Heterogeneous graph nodes/edges features

monk · August 24, 2020, 4:24am

About Heterogeneous graph!

From the document of DGL, there is an assumption, nodes in the same type have no different features and share the same feature vector, right? What should I do, if my nodes in one type have different feature, these nodes in one type need different feature vector to distinguish each other.

BarclayII · August 24, 2020, 5:55am

Nodes of the same type can have different features; the same feature name only need to have the same shape. For instance, here is how you would assign a feature named x for a node type user:

g.nodes['user'].data['x'] = torch.randn(5, 4)

Here the first dimension of the assigned tensor represents different nodes. So you essentially assign each node a different 4-dimensional vector in this case.

Which particular document are you referring to? Could you give us the link? Maybe the content there is problematic.

monk · August 24, 2020, 6:32am

https://docs.dgl.ai/guide/graph-heterogeneous.html#working-with-multiple-types

I generate a Heterogeneous graph by this link.
Thanks for your example! Maybe I make something wrong.

Now, I have two problems:

My graph generate code is :
data_dict = {
('user', 'follows', 'user'): (torch.tensor([0, 0, 0, 0]), torch.tensor([0, 0, 0, 0])),
('user', 'follows', 'topic'): (torch.tensor([0, 0, 0, 0]), torch.tensor([1, 2, 1, 1])),
('user', 'plays', 'game'): (torch.tensor([0, 0, 0, 0]), torch.tensor([3, 4, 1, 1]))
}
hg = dgl.heterograph(data_dict)
after I run
hg.nodes['user'].data['x'] = torch.randn(5, 4)
the interpreter gives an error:
dgl._ffi.base.DGLError: Expect number of features to match number of nodes (len(u)). Got 5 and 1 instead.

But if I run
hg.nodes['user'].data['x'] = torch.randn(1, 4)
there is no errors.
I don’t know how to fix it.

I really want to get an example of generating a heterogeneous graph from disk file.
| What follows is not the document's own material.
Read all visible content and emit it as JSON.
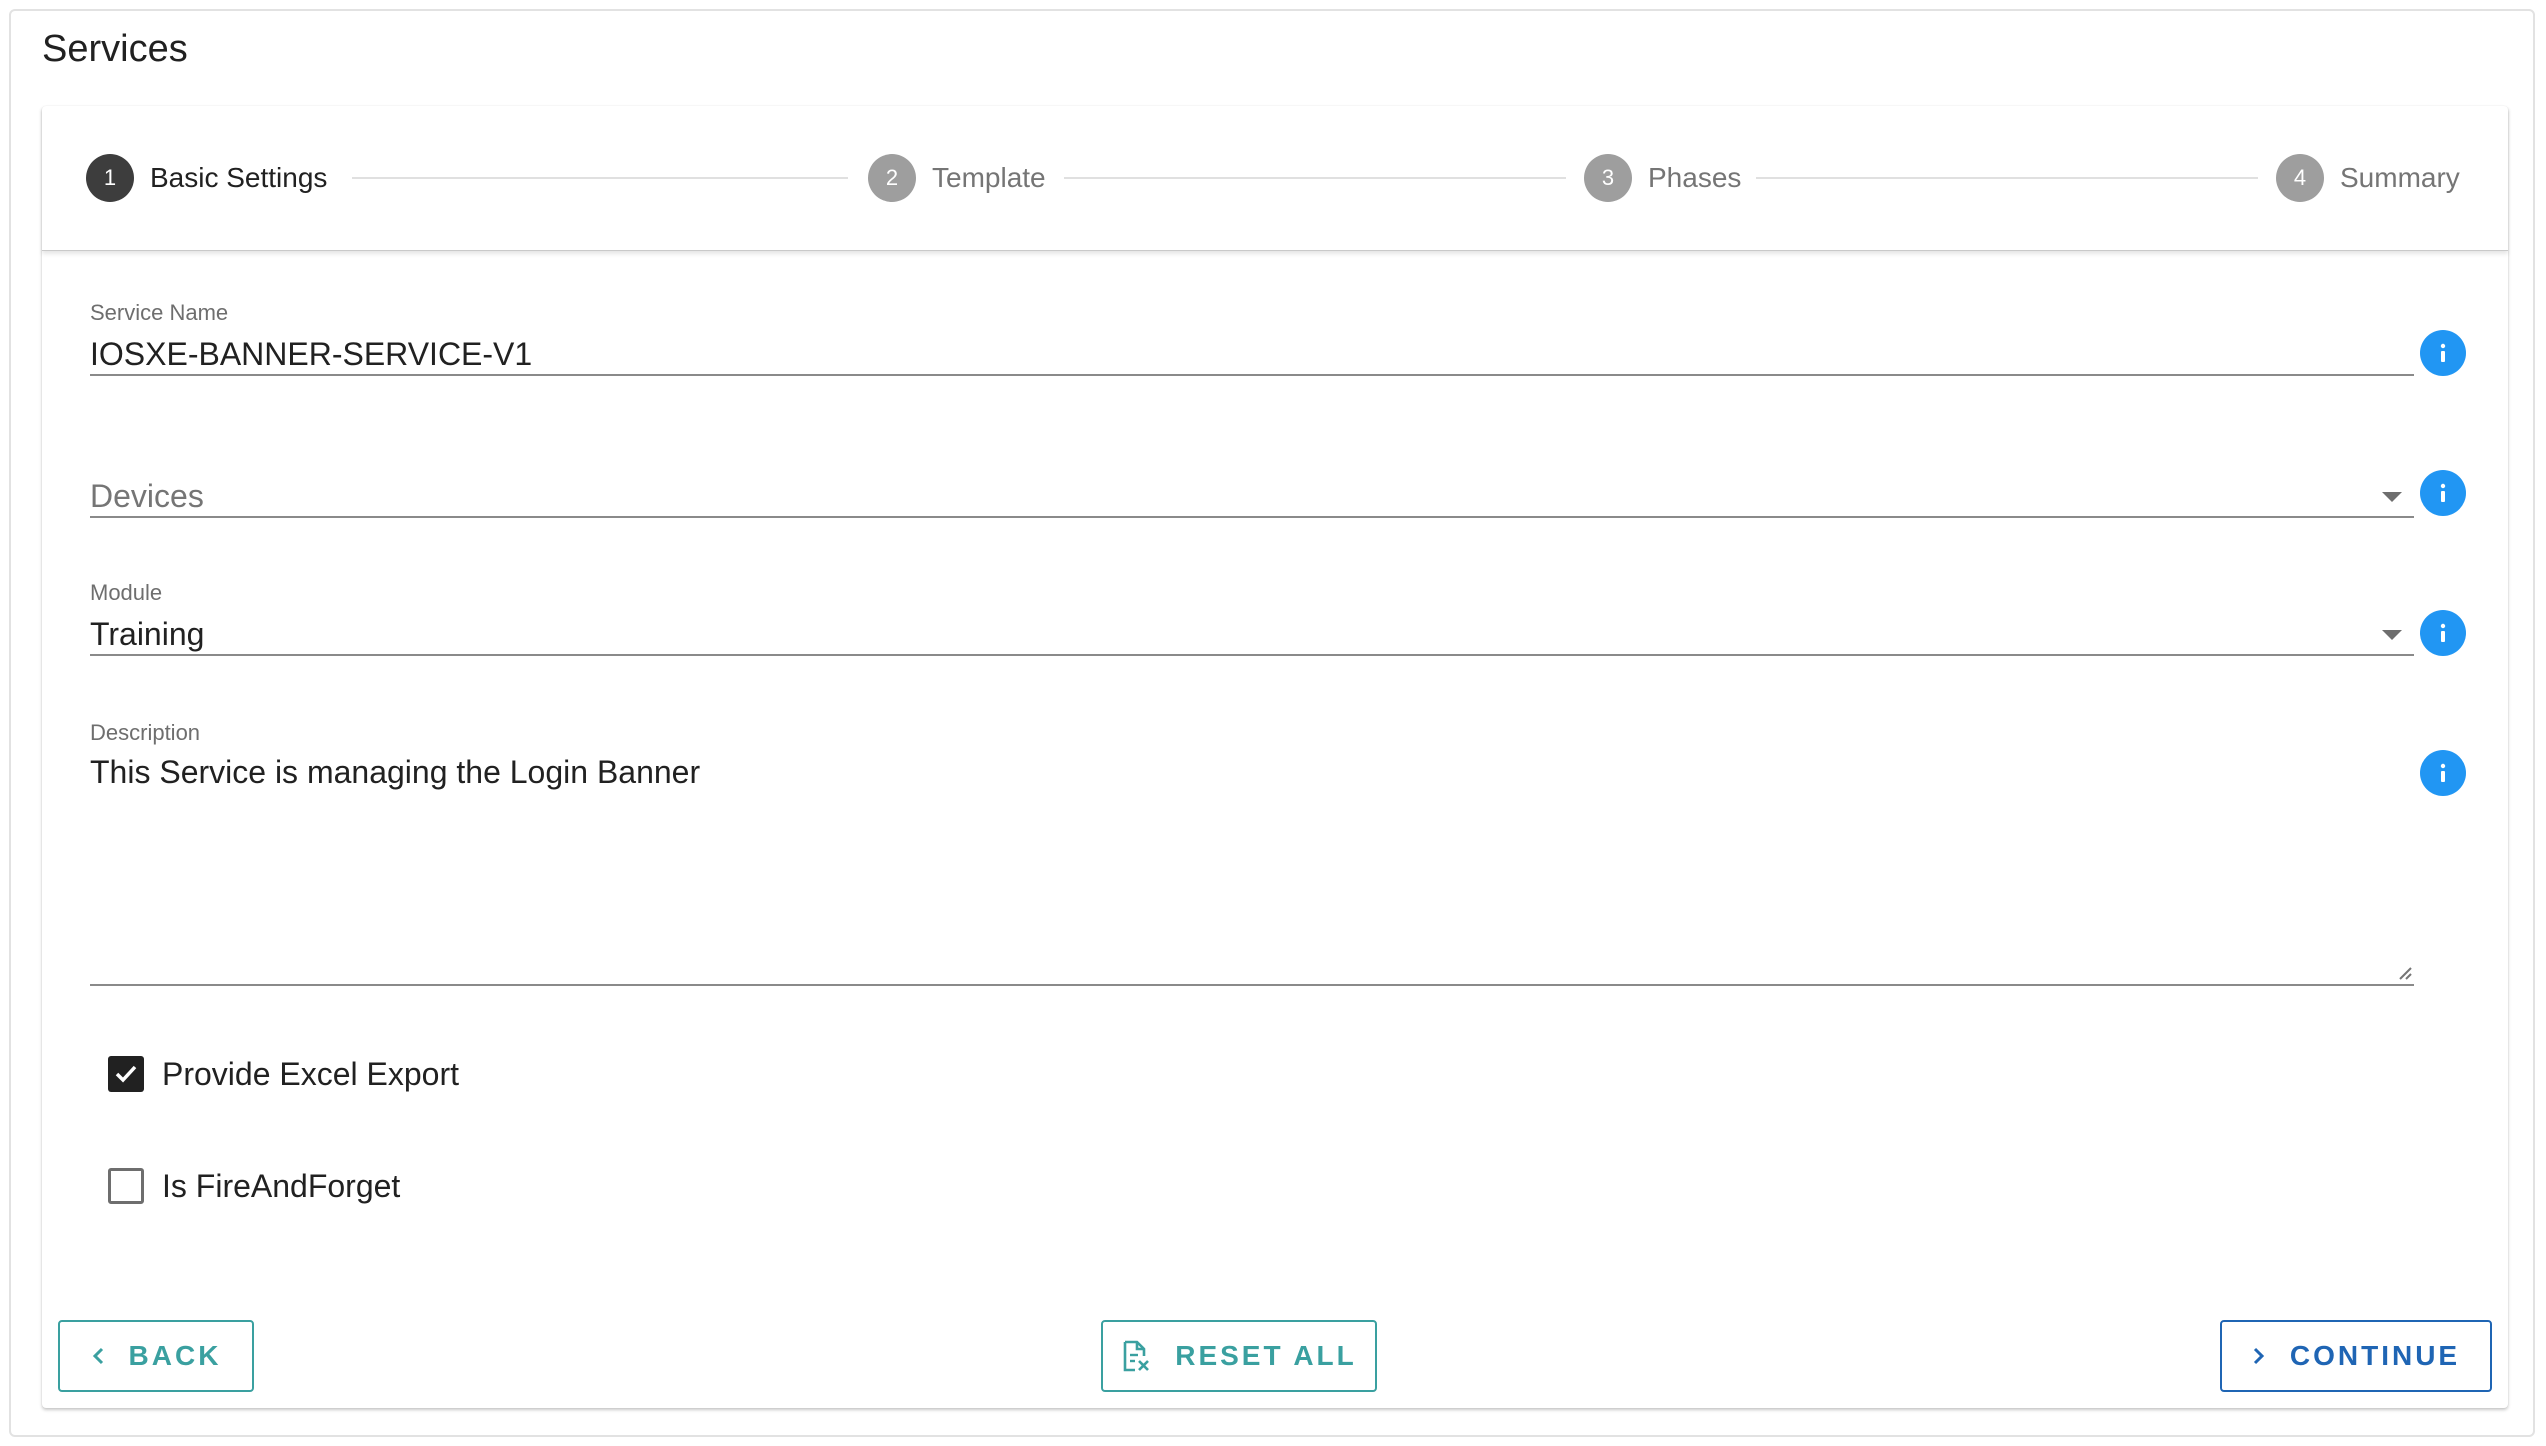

I read the example of generating a homogeneous graph from disk file https://github.com/dglai/WWW20-Hands-on-Tutorial/blob/master/basic_tasks/1_load_data.ipynb. But I am still confused.

BarclayII · August 24, 2020, 6:48am

Re 1: Since all IDs appeared for user node type are 0, DGL can only infer that there is only one user node. So torch.randn(5, 4) fails but torch.randn(1, 4) succeeds. To specify the number of nodes manually, you need to specify the num_nodes_dict argument.

Re 2: Building a heterogeneous graph from disk files usually simply involves loading the connections for each edge type from the disk. An example would be loading user-follows-user, user-follows-topic and user-plays-game from three separate CSV files and construct the data_dict above.

monk · August 24, 2020, 6:59am

Re 1. : it work! Thanks a lot!

Re 2. : I think I know how to use it

ysgncss · September 28, 2020, 8:57am

Must nodes be sorted when constructing heterogeneous graphs? If not sorted, the number of nodes in the graph is the maximum ID.

ysgncss · September 28, 2020, 9:02am

if If three nodes in the graph are numbered 0,1,2 and use hg.data[‘x’] = torch.randn(3, 50) to generate features. Are the features of each node numbered sequentially?

mufeili · September 29, 2020, 7:19am

The node IDs should be consecutive integers starting from 0. If you do not explicitly specify the number of nodes by construction, it will be simply max node ID + 1.
hg.data[‘x’][i] will give the feature 'x' of the node with ID i.

ysgncss · September 29, 2020, 8:16am

I have some pre-labeled nodes. Should I reorder them? Such as nodes 2, 5, 14, edges:2-5, 5-14 should be re labeled as nodes:0, 1, 2, edges: 0-1,1-2?

mufeili · September 29, 2020, 8:17am

If you only have 3 nodes rather than 14 nodes, then yes.

ysgncss · September 30, 2020, 2:07am

Thanks. . I’m trying to label edges in a heterogeneous graph. The following code doesn’t work. What should I do？

                g.edges['A'].data['x'] = torch.tensor(w_w_ids)

mufeili · September 30, 2020, 6:24pm

What’s the error message? Can you provide a code snippet for reproducing the issue?